Digital legacy refers to personal data including texts, pictures and video clips that a user leaves behind in cyberspace.

“We remove a deceased user’s ID on request of a bereaved family but the surviving members cannot access other personal data including passwords,” said an official at Naver, the country’s largest portal site.

Meanwhile, Daum, the second-largest Web portal in Korea, opens up a user’s personal content to family members if they send a death verification form.

For all the mounting cases of posthumous disputes over digital assets, the country has yet to set up a proper legal system that can protect personal data. Jumping into the issue is ruling Saenuri Party Rep. Shon In-chun, who proposed a bill purporting to give online users the option to decide how to process their personal data after they die.

Under the bill, online service providers would be required to ask users to decide on their digital assets when they sign up for the service.

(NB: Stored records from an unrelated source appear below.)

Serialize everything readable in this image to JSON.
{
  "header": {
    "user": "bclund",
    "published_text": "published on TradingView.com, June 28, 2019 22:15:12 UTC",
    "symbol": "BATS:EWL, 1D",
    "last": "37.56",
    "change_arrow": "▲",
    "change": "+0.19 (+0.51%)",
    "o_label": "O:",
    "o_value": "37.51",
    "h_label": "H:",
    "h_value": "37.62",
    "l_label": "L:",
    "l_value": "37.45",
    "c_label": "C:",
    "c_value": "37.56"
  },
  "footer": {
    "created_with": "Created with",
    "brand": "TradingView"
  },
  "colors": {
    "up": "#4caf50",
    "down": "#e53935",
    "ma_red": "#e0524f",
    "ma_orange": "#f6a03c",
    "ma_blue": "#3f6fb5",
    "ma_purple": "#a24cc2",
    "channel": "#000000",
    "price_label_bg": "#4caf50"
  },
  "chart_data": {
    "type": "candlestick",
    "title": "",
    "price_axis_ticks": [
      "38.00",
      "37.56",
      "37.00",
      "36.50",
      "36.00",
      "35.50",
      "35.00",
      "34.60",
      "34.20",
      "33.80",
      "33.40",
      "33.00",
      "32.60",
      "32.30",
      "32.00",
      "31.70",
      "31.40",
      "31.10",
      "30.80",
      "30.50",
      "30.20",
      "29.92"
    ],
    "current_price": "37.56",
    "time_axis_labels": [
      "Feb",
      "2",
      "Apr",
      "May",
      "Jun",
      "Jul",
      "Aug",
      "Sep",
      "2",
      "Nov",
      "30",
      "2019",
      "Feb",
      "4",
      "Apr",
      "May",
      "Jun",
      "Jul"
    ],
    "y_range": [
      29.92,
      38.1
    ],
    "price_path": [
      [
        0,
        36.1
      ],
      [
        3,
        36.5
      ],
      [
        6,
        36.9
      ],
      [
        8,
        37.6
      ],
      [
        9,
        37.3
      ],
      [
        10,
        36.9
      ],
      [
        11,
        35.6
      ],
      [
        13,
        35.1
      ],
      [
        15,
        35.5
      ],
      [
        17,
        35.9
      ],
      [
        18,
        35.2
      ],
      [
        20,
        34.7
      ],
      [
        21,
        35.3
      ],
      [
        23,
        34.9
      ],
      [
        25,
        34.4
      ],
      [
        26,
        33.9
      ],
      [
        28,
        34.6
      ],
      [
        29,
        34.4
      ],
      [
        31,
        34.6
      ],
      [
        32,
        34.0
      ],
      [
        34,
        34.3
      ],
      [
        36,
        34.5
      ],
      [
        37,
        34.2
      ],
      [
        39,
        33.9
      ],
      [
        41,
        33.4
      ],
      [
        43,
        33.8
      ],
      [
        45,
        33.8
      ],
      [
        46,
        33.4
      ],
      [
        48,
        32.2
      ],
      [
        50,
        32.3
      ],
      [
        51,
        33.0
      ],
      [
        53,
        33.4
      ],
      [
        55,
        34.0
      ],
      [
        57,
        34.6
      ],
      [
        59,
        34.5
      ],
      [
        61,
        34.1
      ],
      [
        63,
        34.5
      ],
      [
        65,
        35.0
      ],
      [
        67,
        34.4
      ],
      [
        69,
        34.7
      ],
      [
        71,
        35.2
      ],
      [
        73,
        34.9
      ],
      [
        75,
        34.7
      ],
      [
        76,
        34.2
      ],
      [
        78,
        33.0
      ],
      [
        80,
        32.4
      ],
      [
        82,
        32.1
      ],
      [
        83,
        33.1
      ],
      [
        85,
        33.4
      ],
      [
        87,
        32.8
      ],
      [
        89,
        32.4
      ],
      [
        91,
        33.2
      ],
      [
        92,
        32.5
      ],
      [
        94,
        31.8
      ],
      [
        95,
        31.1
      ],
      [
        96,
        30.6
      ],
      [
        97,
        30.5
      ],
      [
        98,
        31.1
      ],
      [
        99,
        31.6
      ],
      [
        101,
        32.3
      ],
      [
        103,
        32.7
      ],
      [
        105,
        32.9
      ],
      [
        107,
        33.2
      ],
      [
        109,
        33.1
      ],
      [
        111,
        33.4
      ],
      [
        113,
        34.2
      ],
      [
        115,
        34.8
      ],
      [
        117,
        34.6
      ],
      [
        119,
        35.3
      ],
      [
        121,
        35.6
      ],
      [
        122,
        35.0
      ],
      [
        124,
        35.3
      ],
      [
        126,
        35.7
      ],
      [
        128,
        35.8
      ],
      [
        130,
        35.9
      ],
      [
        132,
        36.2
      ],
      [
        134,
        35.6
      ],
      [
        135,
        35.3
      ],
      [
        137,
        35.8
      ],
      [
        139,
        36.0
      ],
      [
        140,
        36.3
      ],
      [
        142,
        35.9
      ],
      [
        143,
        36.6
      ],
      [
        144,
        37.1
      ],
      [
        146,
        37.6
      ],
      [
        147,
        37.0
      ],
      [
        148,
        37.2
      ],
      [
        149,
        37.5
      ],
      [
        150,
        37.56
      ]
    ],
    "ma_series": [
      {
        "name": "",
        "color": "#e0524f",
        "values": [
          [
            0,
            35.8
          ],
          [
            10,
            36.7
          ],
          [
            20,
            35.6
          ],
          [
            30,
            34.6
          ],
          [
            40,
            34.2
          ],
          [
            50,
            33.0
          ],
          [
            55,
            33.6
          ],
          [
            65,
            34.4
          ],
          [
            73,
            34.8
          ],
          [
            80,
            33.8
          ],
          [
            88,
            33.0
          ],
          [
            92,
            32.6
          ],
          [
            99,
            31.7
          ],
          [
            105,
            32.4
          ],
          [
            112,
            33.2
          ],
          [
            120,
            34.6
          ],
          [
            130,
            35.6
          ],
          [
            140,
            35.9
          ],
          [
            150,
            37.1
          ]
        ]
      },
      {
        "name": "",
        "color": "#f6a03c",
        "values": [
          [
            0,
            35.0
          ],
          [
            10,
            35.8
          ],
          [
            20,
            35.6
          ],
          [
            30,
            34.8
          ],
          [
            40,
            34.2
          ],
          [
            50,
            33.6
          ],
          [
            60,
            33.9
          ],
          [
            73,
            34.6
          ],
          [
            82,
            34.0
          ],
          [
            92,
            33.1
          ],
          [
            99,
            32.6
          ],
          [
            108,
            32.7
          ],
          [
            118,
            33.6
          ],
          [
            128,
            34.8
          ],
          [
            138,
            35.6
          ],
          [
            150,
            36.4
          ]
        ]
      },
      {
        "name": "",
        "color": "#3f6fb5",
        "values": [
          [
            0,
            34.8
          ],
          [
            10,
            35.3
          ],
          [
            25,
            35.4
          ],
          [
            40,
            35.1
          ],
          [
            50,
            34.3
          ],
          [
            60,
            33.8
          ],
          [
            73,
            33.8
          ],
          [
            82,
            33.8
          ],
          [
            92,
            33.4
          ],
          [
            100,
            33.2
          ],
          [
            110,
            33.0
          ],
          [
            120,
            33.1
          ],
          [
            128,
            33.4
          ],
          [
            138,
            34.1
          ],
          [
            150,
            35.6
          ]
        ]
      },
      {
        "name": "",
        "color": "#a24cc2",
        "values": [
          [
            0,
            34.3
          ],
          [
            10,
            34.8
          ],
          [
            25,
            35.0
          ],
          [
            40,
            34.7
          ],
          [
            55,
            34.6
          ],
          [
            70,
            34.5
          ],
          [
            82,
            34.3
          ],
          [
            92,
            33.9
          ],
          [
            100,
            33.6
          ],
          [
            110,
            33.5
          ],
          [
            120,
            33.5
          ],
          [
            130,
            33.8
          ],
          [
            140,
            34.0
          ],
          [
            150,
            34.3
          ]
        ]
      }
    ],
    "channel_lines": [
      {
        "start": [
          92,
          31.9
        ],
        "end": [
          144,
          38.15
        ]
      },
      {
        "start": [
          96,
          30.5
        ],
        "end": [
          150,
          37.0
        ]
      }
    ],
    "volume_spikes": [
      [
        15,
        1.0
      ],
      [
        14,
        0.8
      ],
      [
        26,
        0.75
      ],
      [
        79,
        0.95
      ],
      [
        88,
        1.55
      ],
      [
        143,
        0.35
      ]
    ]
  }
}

Digital assets such as downloaded music files and purchased e-books or game items contain not only emotional but also monetary value. According to a study by computer security firm McAfee in 2011, people around the world valued their individual digital assets at $37,438.

In May, another ruling party member, Rep. Kim Jang-sil, proposed a bill that would pass digital legacies to legal heirs of the deceased.

“The value of digital assets by the deceased has been better understood, but the current law doesn’t cover rules on the management and succession process for online assets,” Kim said.

Currently, Germany and six states in the U.S. guarantee an inheritance of online legacy by law.